Re: “Use of antipsychotic drugs among youth alarms doctor,” June 13. Someone is finally paying attention to the over-prescription of antipsychotic medications — we just happen to be 50 years too late.

Re: “Use of antipsychotic drugs among youth alarms doctor,” June 13.

Someone is finally paying attention to the over-prescription of antipsychotic medications — we just happen to be 50 years too late.

The evidence, which has been around for decades, continues to grow that the use of neuroleptic medications in both youth and adults should be used sparingly, if at all, and temporarily in the vast majority of cases.

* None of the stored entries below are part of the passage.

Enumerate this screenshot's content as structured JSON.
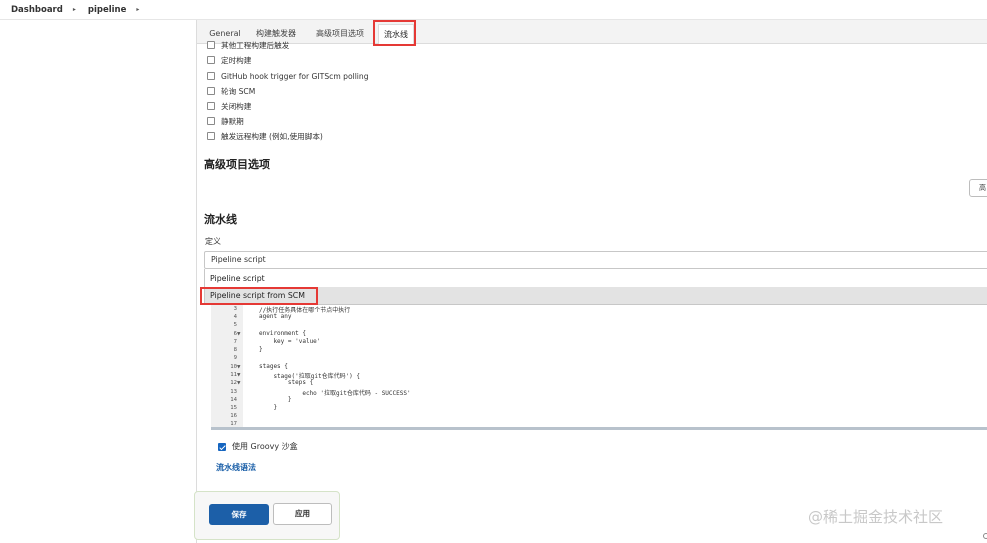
{
  "breadcrumb": {
    "items": [
      "Dashboard",
      "pipeline"
    ]
  },
  "tabs": {
    "general": "General",
    "triggers": "构建触发器",
    "advanced": "高级项目选项",
    "pipeline": "流水线"
  },
  "triggers": {
    "items": [
      {
        "label": "其他工程构建后触发",
        "checked": false
      },
      {
        "label": "定时构建",
        "checked": false
      },
      {
        "label": "GitHub hook trigger for GITScm polling",
        "checked": false
      },
      {
        "label": "轮询 SCM",
        "checked": false
      },
      {
        "label": "关闭构建",
        "checked": false
      },
      {
        "label": "静默期",
        "checked": false
      },
      {
        "label": "触发远程构建 (例如,使用脚本)",
        "checked": false
      }
    ]
  },
  "advanced": {
    "title": "高级项目选项",
    "button_label": "高"
  },
  "pipeline": {
    "title": "流水线",
    "definition_label": "定义",
    "selected": "Pipeline script",
    "options": [
      "Pipeline script",
      "Pipeline script from SCM"
    ],
    "highlighted_option": "Pipeline script from SCM"
  },
  "editor": {
    "line_numbers": [
      "3",
      "4",
      "5",
      "6",
      "7",
      "8",
      "9",
      "10",
      "11",
      "12",
      "13",
      "14",
      "15",
      "16",
      "17"
    ],
    "lines": [
      "//执行任务具体在哪个节点中执行",
      "agent any",
      "",
      "environment {",
      "    key = 'value'",
      "}",
      "",
      "stages {",
      "    stage('拉取git仓库代码') {",
      "        steps {",
      "            echo '拉取git仓库代码 - SUCCESS'",
      "        }",
      "    }",
      "",
      ""
    ]
  },
  "groovy_sandbox": {
    "label": "使用 Groovy 沙盒",
    "checked": true
  },
  "syntax_link": "流水线语法",
  "actions": {
    "save": "保存",
    "apply": "应用"
  },
  "watermark": "@稀土掘金技术社区",
  "colors": {
    "primary": "#1c5fa8",
    "highlight_outline": "#e53935",
    "link": "#1a5fa8"
  }
}
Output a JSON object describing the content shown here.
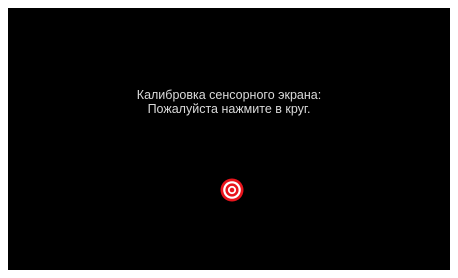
{
  "calibration": {
    "line1": "Калибровка сенсорного экрана:",
    "line2": "Пожалуйста нажмите в круг."
  },
  "target": {
    "icon": "bullseye-target-icon",
    "ring_color": "#e8141c",
    "gap_color": "#ffffff"
  },
  "colors": {
    "background": "#000000",
    "text": "#d9d9d9"
  }
}
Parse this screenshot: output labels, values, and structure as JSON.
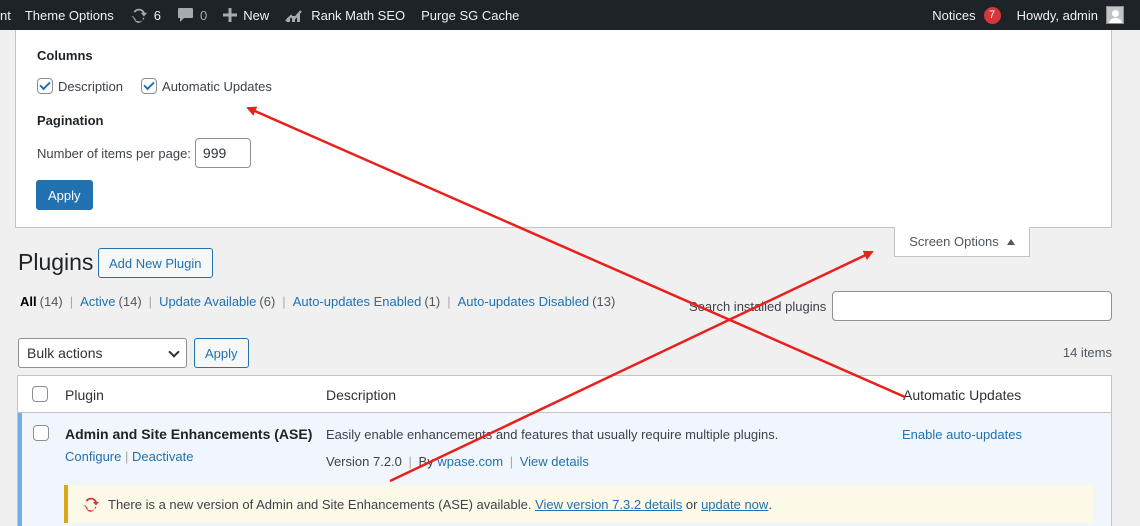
{
  "adminbar": {
    "left_partial": "nt",
    "theme_options": "Theme Options",
    "updates_count": "6",
    "comments_count": "0",
    "new_label": "New",
    "rank_math": "Rank Math SEO",
    "purge_cache": "Purge SG Cache",
    "notices_label": "Notices",
    "notices_count": "7",
    "howdy": "Howdy, admin"
  },
  "screen_options": {
    "columns_heading": "Columns",
    "columns": [
      {
        "label": "Description",
        "checked": true
      },
      {
        "label": "Automatic Updates",
        "checked": true
      }
    ],
    "pagination_heading": "Pagination",
    "per_page_label": "Number of items per page:",
    "per_page_value": "999",
    "apply_label": "Apply",
    "tab_label": "Screen Options"
  },
  "page": {
    "title": "Plugins",
    "add_new": "Add New Plugin",
    "filters": [
      {
        "label": "All",
        "count": "(14)",
        "current": true
      },
      {
        "label": "Active",
        "count": "(14)",
        "current": false
      },
      {
        "label": "Update Available",
        "count": "(6)",
        "current": false
      },
      {
        "label": "Auto-updates Enabled",
        "count": "(1)",
        "current": false
      },
      {
        "label": "Auto-updates Disabled",
        "count": "(13)",
        "current": false
      }
    ],
    "search_label": "Search installed plugins",
    "search_value": "",
    "bulk_actions": "Bulk actions",
    "bulk_apply": "Apply",
    "items_count": "14 items"
  },
  "table": {
    "headers": {
      "plugin": "Plugin",
      "description": "Description",
      "auto_updates": "Automatic Updates"
    },
    "row": {
      "name": "Admin and Site Enhancements (ASE)",
      "configure": "Configure",
      "deactivate": "Deactivate",
      "description": "Easily enable enhancements and features that usually require multiple plugins.",
      "version_text": "Version 7.2.0",
      "by_text": "By",
      "author": "wpase.com",
      "view_details": "View details",
      "auto_update_link": "Enable auto-updates"
    },
    "notice": {
      "text": "There is a new version of Admin and Site Enhancements (ASE) available.",
      "link1": "View version 7.3.2 details",
      "or": "or",
      "link2": "update now",
      "end": "."
    }
  },
  "colors": {
    "adminbar": "#1d2327",
    "accent": "#2271b1",
    "arrow": "#e8211d",
    "notice_border": "#dba617"
  }
}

Other parts of the world already know this and use these medications with extreme caution.

The long-term mental-health outcomes of people in the Third World who experience episodes of psychosis are actually better than the long-term outcomes in Canada and the U.S. What’s the difference? Patients in the Third World do not have access to expensive antipsychotic medications.

There are effective therapies — rarely used systemically in North America, based on creating long-term therapeutic relationships and which help people experiencing these very unsettling conditions — that have better outcomes but no negative impact on the health of the individual taking the therapy.

Shouldn’t this be the primary source of treatment?

There is a place for antipsychotic medications, but it needs to be the back shelf, and reserved for the most extreme situations. Currently, our mental-health system seems to think that high doses of these medications are the only option — they are not. In many cases, they are not even the best option, and for some they are the worst.

It’s time to start telling the truth about these medications.